Sunday, June 12, 2011

The GOP's California Conundrum

  
   With the new Congressional districts drawn out  (plus a few minor changes in the near future) and the shrinking percentage of registered Republicans in California, experts from both parties and from non-partisan groups are saying what many of us have known for a long time, that if Republicans want to compete in this state, they are going to have to move toward the center. But this raises a few important questions for the party in California and in Washington, D.C.: How can California Republicans successfully become more moderate while the national Republican Party becomes more and more conservative? And is California worth all the trouble for Republicans?
   For a very long time, Republicans could reasonably rely on California to vote their way when it counted. Richard Nixon is the only California-born American President. Ronald Reagan governed the state for two terms in the late-60's/early-70's. The thing is, both of them were fairly moderate at the time, Nixon through his limited support of the Civil Rights Movement (if not his notorious red-scaring) and Reagan through his legalizing abortion in California.

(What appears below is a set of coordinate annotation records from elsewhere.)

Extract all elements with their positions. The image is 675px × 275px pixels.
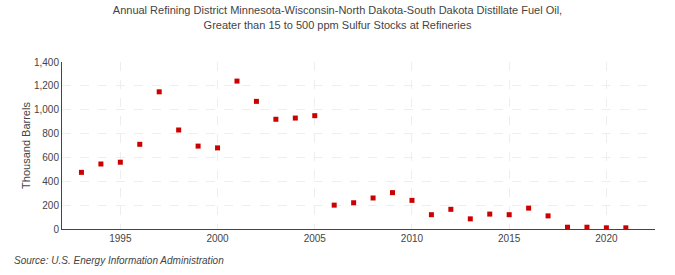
svg-text:1,000: 1,000	[34, 104, 59, 115]
svg-text:2020: 2020	[595, 233, 618, 244]
svg-text:1,400: 1,400	[34, 57, 59, 68]
svg-text:0: 0	[53, 224, 59, 235]
svg-text:2005: 2005	[304, 233, 327, 244]
svg-text:2015: 2015	[498, 233, 521, 244]
svg-text:600: 600	[42, 152, 59, 163]
svg-text:2000: 2000	[206, 233, 229, 244]
svg-text:400: 400	[42, 176, 59, 187]
svg-text:1995: 1995	[109, 233, 132, 244]
svg-text:2010: 2010	[401, 233, 424, 244]
svg-text:Thousand Barrels: Thousand Barrels	[20, 102, 32, 189]
svg-text:Annual Refining District Minne: Annual Refining District Minnesota-Wisco…	[113, 4, 562, 30]
svg-text:200: 200	[42, 200, 59, 211]
svg-text:1,200: 1,200	[34, 80, 59, 91]
svg-text:Source: U.S. Energy Informatio: Source: U.S. Energy Information Administ…	[14, 255, 224, 266]
svg-text:800: 800	[42, 128, 59, 139]
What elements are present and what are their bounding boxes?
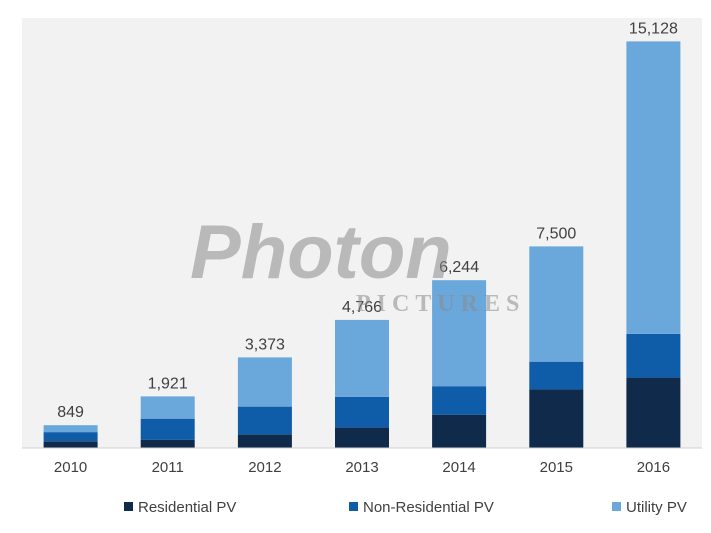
bar-2016-series-0 (626, 377, 681, 448)
bar-2012-series-1 (237, 406, 292, 435)
bar-2010-series-0 (43, 441, 98, 448)
bar-2016-series-1 (626, 333, 681, 378)
bar-2014-series-0 (432, 414, 487, 448)
bar-2015-series-2 (529, 246, 584, 362)
bar-2011-series-0 (140, 439, 195, 448)
total-label-2015: 7,500 (536, 225, 576, 242)
bar-2013-series-0 (335, 427, 389, 448)
x-tick-label-2013: 2013 (345, 459, 378, 476)
bar-2013-series-1 (335, 396, 389, 428)
x-tick-label-2010: 2010 (54, 459, 87, 476)
x-tick-label-2012: 2012 (248, 459, 281, 476)
legend-swatch-1 (349, 502, 358, 511)
bar-2010-series-1 (43, 432, 98, 442)
bar-2015-series-1 (529, 361, 584, 390)
bar-2012-series-0 (237, 434, 292, 448)
photon-watermark: Photon PICTURES (190, 210, 525, 317)
bar-2015-series-0 (529, 389, 584, 448)
bar-2014-series-1 (432, 386, 487, 415)
watermark-main-text: Photon (190, 210, 452, 295)
x-tick-labels-group: 2010 2011 2012 2013 2014 2015 2016 (54, 459, 670, 476)
total-label-2010: 849 (57, 404, 84, 421)
legend-swatch-2 (612, 502, 621, 511)
total-label-2016: 15,128 (629, 20, 678, 37)
bars-group (43, 41, 681, 448)
watermark-sub-text: PICTURES (356, 291, 525, 317)
bar-2011-series-2 (140, 396, 195, 419)
legend: Residential PV Non-Residential PV Utility … (124, 499, 687, 516)
bar-2012-series-2 (237, 357, 292, 407)
legend-label-2: Utility PV (626, 499, 687, 516)
total-labels-group: 849 1,921 3,373 4,766 6,244 7,500 15,128 (57, 20, 678, 421)
x-tick-label-2011: 2011 (152, 459, 184, 476)
total-label-2011: 1,921 (148, 375, 188, 392)
total-label-2014: 6,244 (439, 259, 479, 276)
bar-2014-series-2 (432, 280, 487, 387)
total-label-2012: 3,373 (245, 336, 285, 353)
legend-swatch-0 (124, 502, 133, 511)
bar-2016-series-2 (626, 41, 681, 334)
bar-2010-series-2 (43, 425, 98, 433)
x-tick-label-2014: 2014 (442, 459, 475, 476)
total-label-2013: 4,766 (342, 299, 382, 316)
legend-label-0: Residential PV (138, 499, 236, 516)
x-tick-label-2015: 2015 (540, 459, 573, 476)
x-tick-label-2016: 2016 (637, 459, 670, 476)
bar-2011-series-1 (140, 418, 195, 440)
legend-label-1: Non-Residential PV (363, 499, 494, 516)
bar-2013-series-2 (335, 319, 389, 397)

   Nowadays, things have changed. Many conservatives, lauding Reagan as the father of new American conservatism, have become more conservative than Reagan himself. No Republican Governor today would even look at a bill that were remotely pro-choice.

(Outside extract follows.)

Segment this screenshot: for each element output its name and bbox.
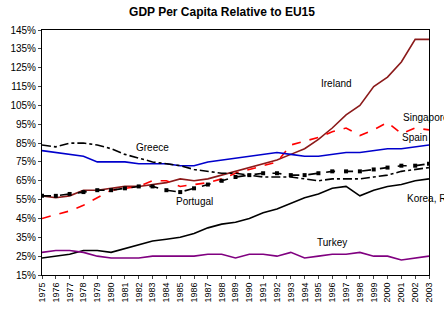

   Even worse, Republicans have a history of alienating Latinos in California. They underestimated the political power of Latinos, especially in southern California. They also underestimated the majority opinion on immigration, and just how far from the norm they were in their positions. Latinos accounted for 90% of California's population growth in the last ten years, so obviously, Republicans will have to try to garner some substantial amount of Latino support.
   And even worse than that, "illegal immigration" seems to be an issue on which the national Republican Party refuses to budge. None of the Republican candidates for President have a moderate stance on documentation for students or on paths to legalization for immigrants living in the U.S., and Republicans in the House recently voted down the DREAM Act. The few Republican Congress members representing southern California now find themselves with districts containing more Latinos than they had before, raising concerns that Democrats will unseat them next year.
   California is the most populous state in the nation by millions, it sends the most members of Congress to the House, and it has the eighth-largest economy in the entire world. It's simply too big a whale for Republicans to just give up on. They have no choice but to take up more progressive positions on a variety of issues, including immigration, budgets, taxes, and social safety nets, or become politically obsolete.
  But they have something bigger to fear than their new constituents. And it turns out, the call was coming from inside the house. It's their fellow Republicans, in Washington and in the multitude of conservative PACs, who will fight them in primaries, sending vital campaign cash to their far-right challengers.
   Throughout the 2010 election cylce, the recurring theme of Tea Partiers and conservatives was "principle over party." For Republicans in California, neither principle nor party offer hope of further influence.